Philosophy of AR >
Animals and Abuse Linked
Animal and human abuse linked, studies show
By Debbi Snook, Plain Dealer Reporter
Animals also mattered on Sept. 11. Not long after the attack on the World Trade Center, animal-welfare groups were flooded with calls from people willing to take in pets orphaned by the disaster. Turns out, many animals were reunited with their owners. Few needed to be rescued. Shelter adoptions zoomed anyway. Nonviolent philosopher Mohandas Gandhi once said the greatness of a nation and its moral progress can be judged by the way its animals are treated. In that sense, those gestures on that fatal day made us look good.
Unfortunately, the reverse also is true. The mistreatment of animals shows our dark side. And we are just learning how it can hurt us. It might sound like mere common sense to say that people who abuse animals may also abuse people, but only recently have scientific studies been revealing substantial links. They have shown that: Animal abusers can be five times more likely to commit violent crimes.
Teenage boys who are slapped, spanked or hit by their fathers can be more than twice as likely to abuse animals. A substantial number of teenagers who committed mass murder at their schools - nearly half in one study - were more likely to have abused animals. Sexually abused children can be more likely to abuse animals. A majority of pet-owning women living in a battered women's shelter reported their partners had threatened, hurt or killed one of their pets. One in four of those women delayed leaving home because they were afraid of what would happen to their pets. Frank Ascione, a University of Utah researcher who completed the women's study and many others, says that the connection between animal abuse and human abuse traditionally is ignored.
Animal abuse is not systematically monitored in
national crime-reporting systems, he says. That makes scientific research more of a struggle. Plus, our society tends to deny the seriousness of animal abuse, chalking it up to a "boys will be boys" attitude. "I think all of us can remember an occasion when we may have been harmful to an animal, and we see it as a normal part of growing up," Ascione says. But we must try to separate the kids who abuse an animal once, and never again, from those who are crying out for help, he says. He admits it's not easy. One study showed that because of secrecy or ignorance, parents may seriously underestimate their children's cruelty to animals. What to do? Ascione recommends that parents talk to their children, and ask teachers and other caregivers to watch for any other abuse incidents. Education at an early age can work wonders, Ascione wrote in a recent paper for the U.S. Department of Justice and its Office of Juvenile Justice and Delinquency Prevention.
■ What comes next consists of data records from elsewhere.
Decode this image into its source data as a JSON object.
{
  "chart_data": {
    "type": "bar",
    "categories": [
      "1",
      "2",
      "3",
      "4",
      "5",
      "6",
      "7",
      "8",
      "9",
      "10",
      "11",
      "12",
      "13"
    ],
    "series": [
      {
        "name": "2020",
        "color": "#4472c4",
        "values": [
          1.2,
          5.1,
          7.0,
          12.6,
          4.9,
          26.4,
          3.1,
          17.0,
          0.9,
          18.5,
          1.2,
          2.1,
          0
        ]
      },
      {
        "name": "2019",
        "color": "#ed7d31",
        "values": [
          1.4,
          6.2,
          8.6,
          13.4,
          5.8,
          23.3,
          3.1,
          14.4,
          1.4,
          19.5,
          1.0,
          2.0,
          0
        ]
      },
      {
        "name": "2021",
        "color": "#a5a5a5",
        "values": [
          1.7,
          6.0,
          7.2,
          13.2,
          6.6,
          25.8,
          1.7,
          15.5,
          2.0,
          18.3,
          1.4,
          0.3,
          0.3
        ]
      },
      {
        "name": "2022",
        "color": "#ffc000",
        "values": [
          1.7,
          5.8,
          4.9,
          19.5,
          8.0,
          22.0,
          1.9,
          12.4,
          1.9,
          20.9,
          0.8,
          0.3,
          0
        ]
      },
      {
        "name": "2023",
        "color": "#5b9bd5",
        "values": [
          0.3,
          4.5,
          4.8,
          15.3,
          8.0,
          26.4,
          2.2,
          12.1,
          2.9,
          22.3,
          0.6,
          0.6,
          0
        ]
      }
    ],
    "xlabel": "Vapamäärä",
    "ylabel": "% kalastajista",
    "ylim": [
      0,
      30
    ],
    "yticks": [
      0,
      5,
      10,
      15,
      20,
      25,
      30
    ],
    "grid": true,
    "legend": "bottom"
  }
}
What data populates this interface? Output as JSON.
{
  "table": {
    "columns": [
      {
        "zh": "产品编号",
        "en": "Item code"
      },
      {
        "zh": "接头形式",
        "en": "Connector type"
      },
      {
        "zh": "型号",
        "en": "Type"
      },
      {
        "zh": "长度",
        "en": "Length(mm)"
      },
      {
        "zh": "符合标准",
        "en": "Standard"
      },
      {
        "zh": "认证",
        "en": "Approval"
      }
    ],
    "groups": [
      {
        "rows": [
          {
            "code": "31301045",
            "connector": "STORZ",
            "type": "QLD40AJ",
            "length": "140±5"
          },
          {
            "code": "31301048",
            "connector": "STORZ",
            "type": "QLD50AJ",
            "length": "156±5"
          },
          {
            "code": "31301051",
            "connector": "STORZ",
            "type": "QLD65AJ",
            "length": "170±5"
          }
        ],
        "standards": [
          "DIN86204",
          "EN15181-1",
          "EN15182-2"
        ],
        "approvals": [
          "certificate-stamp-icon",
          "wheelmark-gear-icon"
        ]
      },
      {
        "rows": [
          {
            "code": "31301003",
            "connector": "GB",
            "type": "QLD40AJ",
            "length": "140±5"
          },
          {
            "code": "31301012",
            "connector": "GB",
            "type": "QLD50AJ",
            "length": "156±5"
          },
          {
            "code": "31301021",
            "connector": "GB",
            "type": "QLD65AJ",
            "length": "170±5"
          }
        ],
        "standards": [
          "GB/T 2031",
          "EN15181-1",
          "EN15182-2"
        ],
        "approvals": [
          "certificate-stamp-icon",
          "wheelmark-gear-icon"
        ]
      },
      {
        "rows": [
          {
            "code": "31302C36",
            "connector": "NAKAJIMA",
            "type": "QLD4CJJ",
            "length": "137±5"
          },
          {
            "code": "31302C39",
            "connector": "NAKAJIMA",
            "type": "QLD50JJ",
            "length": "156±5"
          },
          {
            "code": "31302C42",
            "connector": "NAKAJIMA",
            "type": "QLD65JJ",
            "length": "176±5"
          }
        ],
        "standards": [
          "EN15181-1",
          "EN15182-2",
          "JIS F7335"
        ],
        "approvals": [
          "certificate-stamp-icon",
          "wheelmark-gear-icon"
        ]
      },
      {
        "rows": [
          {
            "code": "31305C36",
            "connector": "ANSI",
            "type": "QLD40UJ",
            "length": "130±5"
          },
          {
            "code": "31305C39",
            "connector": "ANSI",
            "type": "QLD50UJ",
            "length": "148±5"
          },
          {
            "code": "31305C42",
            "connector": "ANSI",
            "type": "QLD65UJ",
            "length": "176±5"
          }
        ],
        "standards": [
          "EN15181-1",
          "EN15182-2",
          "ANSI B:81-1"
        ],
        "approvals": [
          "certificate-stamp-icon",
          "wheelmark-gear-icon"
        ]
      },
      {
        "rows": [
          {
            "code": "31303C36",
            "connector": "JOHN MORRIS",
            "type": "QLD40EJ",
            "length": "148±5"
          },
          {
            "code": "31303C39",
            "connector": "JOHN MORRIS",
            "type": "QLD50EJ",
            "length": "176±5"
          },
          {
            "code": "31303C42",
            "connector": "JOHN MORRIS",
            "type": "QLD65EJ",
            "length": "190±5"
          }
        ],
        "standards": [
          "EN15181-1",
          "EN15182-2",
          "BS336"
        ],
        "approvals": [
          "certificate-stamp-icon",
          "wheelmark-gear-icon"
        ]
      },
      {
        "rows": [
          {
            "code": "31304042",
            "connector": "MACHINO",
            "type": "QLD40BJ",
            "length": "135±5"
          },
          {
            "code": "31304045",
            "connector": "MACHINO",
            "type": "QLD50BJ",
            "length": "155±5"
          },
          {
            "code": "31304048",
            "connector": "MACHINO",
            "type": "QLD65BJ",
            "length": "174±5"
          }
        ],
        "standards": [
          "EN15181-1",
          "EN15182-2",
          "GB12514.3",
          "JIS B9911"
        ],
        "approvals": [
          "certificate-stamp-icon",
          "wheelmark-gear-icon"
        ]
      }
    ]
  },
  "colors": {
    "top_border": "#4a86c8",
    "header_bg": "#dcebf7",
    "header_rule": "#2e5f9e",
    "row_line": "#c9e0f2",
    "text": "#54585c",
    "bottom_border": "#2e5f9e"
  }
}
Since children 3 to 7 years old may abuse animals once out of curiosity, one of the best remedies is teaching them to be kind, caring and nurturing. That is exactly the goal of educational programs sponsored by Cleveland's Animal Protective League and other animal-care agencies like it. A few weeks ago, APL staffer Corey Roscoe told attentive first-graders at Clark Elementary School in Cleveland how to stand still and fold their hands under their chins so that a mean-looking stray dog won't bite their fingers. "He might think they're french fries," she said. Staying still for a long time, she said, could make a dog bored enough to go away. Roscoe then introduced four-legged Buddy, a volunteer so mellow he could run the petting gantlet while wearing stuffed antlers. Some of the children who stroked him had never touched a dog before, and had been scared when he first came in the room. "This is a life skill," said Principal Gail Ali. "To me, it's just as important as academics."
A child who learns to protect himself peacefully from a stray dog can meet a challenge and overcome a fear, she says. A child who learns to care for an animal deepens his understanding of how to care for others, and how their parents care for them. "If the kid learns something here, they can go home and give their parents a taste of education," added teacher Bernie
Takacs. But not all schools have time for the sessions. "We have a hard time selling it," says Jeff
Kocian, executive director of the APL. He says he often is turned down by schools who cite a lack of time. "I'm only guessing," he says, "but I think part of it is that the statewide achievement tests are a priority. We're just not a high priority."
Ascione says that nationally there is a growing interest in the topic of animal abuse. It has deep roots, he says, following on the heels of revelations about child abuse, sexual abuse, elderly abuse and spousal abuse. "I think we're getting better at providing services for those in our society who are vulnerable," says
Ascione. "We don't always reach as many victims as we'd like to, but animals are often considered another member of the family, and they are one more group that is finally getting recognized. It's like the circle of care that is widening to encompass the human and animal family." Phyllis
Carlson-Riehm, a Cincinnati-based representative of the Action Ohio Coalition for Battered Women, says women's shelters are starting to close the gap with companion animals. She knows of a woman who started a foster care program for the pets of women in a Pickaway County shelter, south of Columbus, and knows of an on-site animal shelter planned at another women's shelter in
What a great source of consolation and healing for the victim, for the victim's children, and for the pet," she says. This circle of care is not always backed by law. Only two states require veterinarians to report animal abuse. And only a few encourage judges to order psychological exams for convicted animal abusers. Ohio is not yet among them.